Phase 9: Drill-Down & Groups

Hierarchical navigation.

Deliverables:

  • on-select hook returning {"action": "replace", "items": [...]} for drill-down
  • Backspace / h in normal mode to go back
  • Navigation history stack
  • Item groups with headers
  • Tab to cycle groups
  • za to collapse/expand groups

Done when: A file browser built on pikl-menu can navigate directories without spawning new processes.

Open Design Notes

  • Viewport cursor preservation on filter change. When the filter narrows and the highlighted item is still in the result set, keep it highlighted (like fzf/rofi). When it's gone, fall back to the top. Needs the filter to report whether a specific original index survived the query, or the viewport to do a lookup after each filter pass.

Future Ideas (Unscheduled)

These are things we've talked about or thought of. No commitment, no order.

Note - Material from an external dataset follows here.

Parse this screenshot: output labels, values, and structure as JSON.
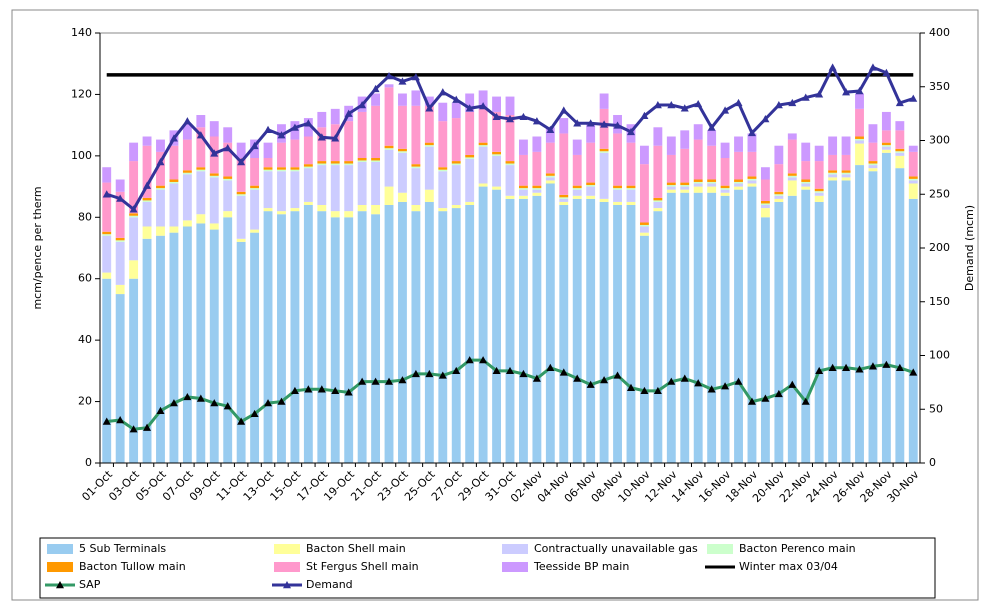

  • Lua scripting frontend (mlua + LuaJIT): stateful/ conditional automation, natural follow-on to action-fd and IPC. Lua runtime is just another frontend pushing Actions and subscribing to MenuEvents. Deliberately deferred until after IPC (phase 6) so the event/action API is battle-tested before exposing it to a scripting language. See "Scripting Ladder" in DESIGN.md.
  • WASM plugin system for custom filter strategies
  • pcre2 feature flag for JIT-compiled regex
  • Frecency sorting (track selection frequency, boost common picks)
  • Manifest file format for reusable pikl configurations
  • Sixel / kitty graphics protocol support in TUI mode
  • Custom action keybinds (Ctrl+1 through Ctrl+9) with distinct exit codes
  • Accessibility / screen reader support
  • Sections as a first-class concept separate from groups
  • Network input sources (HTTP, WebSocket)
  • Shell completion generation (bash, zsh, fish)
  • Man page generation
  • Homebrew formula + AUR PKGBUILD
  • App launcher use case: global hotkey opens pikl as GUI overlay, fuzzy-filters PATH binaries, launches selection (optionally into a tmux session). Needs GUI frontend (phase 8) and frecency sorting. See docs/use-cases/app-launcher.md.